X = pns.drop(["wealthC", "wealthI"], axis = 1)
y = pns.wealthC

Drop any null values, then cast any float values to integers.

Set X (feature variables) as every column except for the target variables (wealthC and wealthI) Set y (target variable) as wealthC as specified

Perform a linear regression and compute the R^2. Standardize the features and again compute the R^2. Compare the coefficients from each of the two models and describe how they have changed.

The R^2 value without K-Fold or standardization: 0.736

The R^2 value with standardization and no K-Fold: 0.736

We can use the DoKFold function defined in class to compute the R^2.

The R^2 value with K-Fold and no standardization (testing score): 0.756

The R^2 value with K-Fold and standardization (testing score): 0.756

Results show that performing a K-Fold validation instead of running the basic regression was more effective. We also see that standardizing the feature variables did not change the R^2 values.

Run a ridge regression and report your best results.

The alpha range that I set here for the following results was np.linspace(70, 80, 20)

Optimal Alpha value: 73.684

Training Score: 0.736

Testing Score: 0.735

Plot:

Run a lasso regression and report your best results.

The alpha range that I set here for the following results was np.linspace(0.001, 0.003, 10)

Optimal Alpha value: 0.00189

Training score: 0.736

Testing score: 0.735

Plot:

Repeat the previous steps using the variable wealthI as your target.

Ridge Regression:

The alpha range that I set here for the following results was np.linspace(90,110,20)

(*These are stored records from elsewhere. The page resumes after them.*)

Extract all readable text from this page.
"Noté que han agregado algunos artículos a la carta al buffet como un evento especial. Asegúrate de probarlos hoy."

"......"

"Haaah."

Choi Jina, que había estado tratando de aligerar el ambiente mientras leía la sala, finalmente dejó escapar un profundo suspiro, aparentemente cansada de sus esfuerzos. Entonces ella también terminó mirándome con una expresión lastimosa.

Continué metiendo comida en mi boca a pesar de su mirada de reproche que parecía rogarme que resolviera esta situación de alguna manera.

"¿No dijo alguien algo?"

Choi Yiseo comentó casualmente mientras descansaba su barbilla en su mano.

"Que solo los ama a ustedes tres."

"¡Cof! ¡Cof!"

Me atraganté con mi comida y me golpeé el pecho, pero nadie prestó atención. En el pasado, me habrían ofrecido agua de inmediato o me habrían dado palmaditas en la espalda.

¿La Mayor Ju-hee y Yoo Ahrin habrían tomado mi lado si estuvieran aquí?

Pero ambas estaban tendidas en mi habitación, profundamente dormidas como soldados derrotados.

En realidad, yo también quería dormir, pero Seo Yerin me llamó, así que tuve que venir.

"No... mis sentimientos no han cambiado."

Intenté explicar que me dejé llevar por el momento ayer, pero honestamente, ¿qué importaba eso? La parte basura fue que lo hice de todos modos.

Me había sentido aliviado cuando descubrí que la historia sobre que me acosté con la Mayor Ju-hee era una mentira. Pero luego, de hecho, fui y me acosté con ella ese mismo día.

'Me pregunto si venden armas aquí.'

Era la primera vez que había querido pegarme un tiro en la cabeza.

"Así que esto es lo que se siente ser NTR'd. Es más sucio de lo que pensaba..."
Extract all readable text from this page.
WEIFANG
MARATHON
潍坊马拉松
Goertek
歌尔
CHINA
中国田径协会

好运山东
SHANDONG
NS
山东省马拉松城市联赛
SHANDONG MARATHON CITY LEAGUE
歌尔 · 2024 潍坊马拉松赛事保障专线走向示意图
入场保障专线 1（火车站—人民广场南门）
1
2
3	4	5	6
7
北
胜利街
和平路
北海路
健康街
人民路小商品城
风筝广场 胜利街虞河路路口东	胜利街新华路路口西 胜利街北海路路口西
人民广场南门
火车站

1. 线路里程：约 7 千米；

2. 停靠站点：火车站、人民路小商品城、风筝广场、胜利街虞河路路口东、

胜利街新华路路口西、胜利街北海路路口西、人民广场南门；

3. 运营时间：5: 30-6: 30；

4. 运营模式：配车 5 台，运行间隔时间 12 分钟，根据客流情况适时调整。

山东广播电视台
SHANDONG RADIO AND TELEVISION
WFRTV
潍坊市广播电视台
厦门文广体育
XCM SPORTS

Optimal Alpha value: 97.368

Training score: 0.826

Testing score: 0.825

Plot:

Lasso Regression:

The alpha range that I set here for the following results was np.linspace(0.1, 0.2, 10)

Optimal Alpha value: 0.13333

Training score: 0.826

Testing score: 0.825

Plot:

There was little to no difference between the different types of regression models. There was some difference in R^2 with linear regression with and without K-Fold; K-Fold performed slightly better. The biggest difference came in changing the target y variable from wealthC to wealthI. R^2 values were considerably higher with the wealthI as the target. Additionally, standardizing the dataset did not seem to have a meaningful difference, as seen when performing linear regression with/without standardization.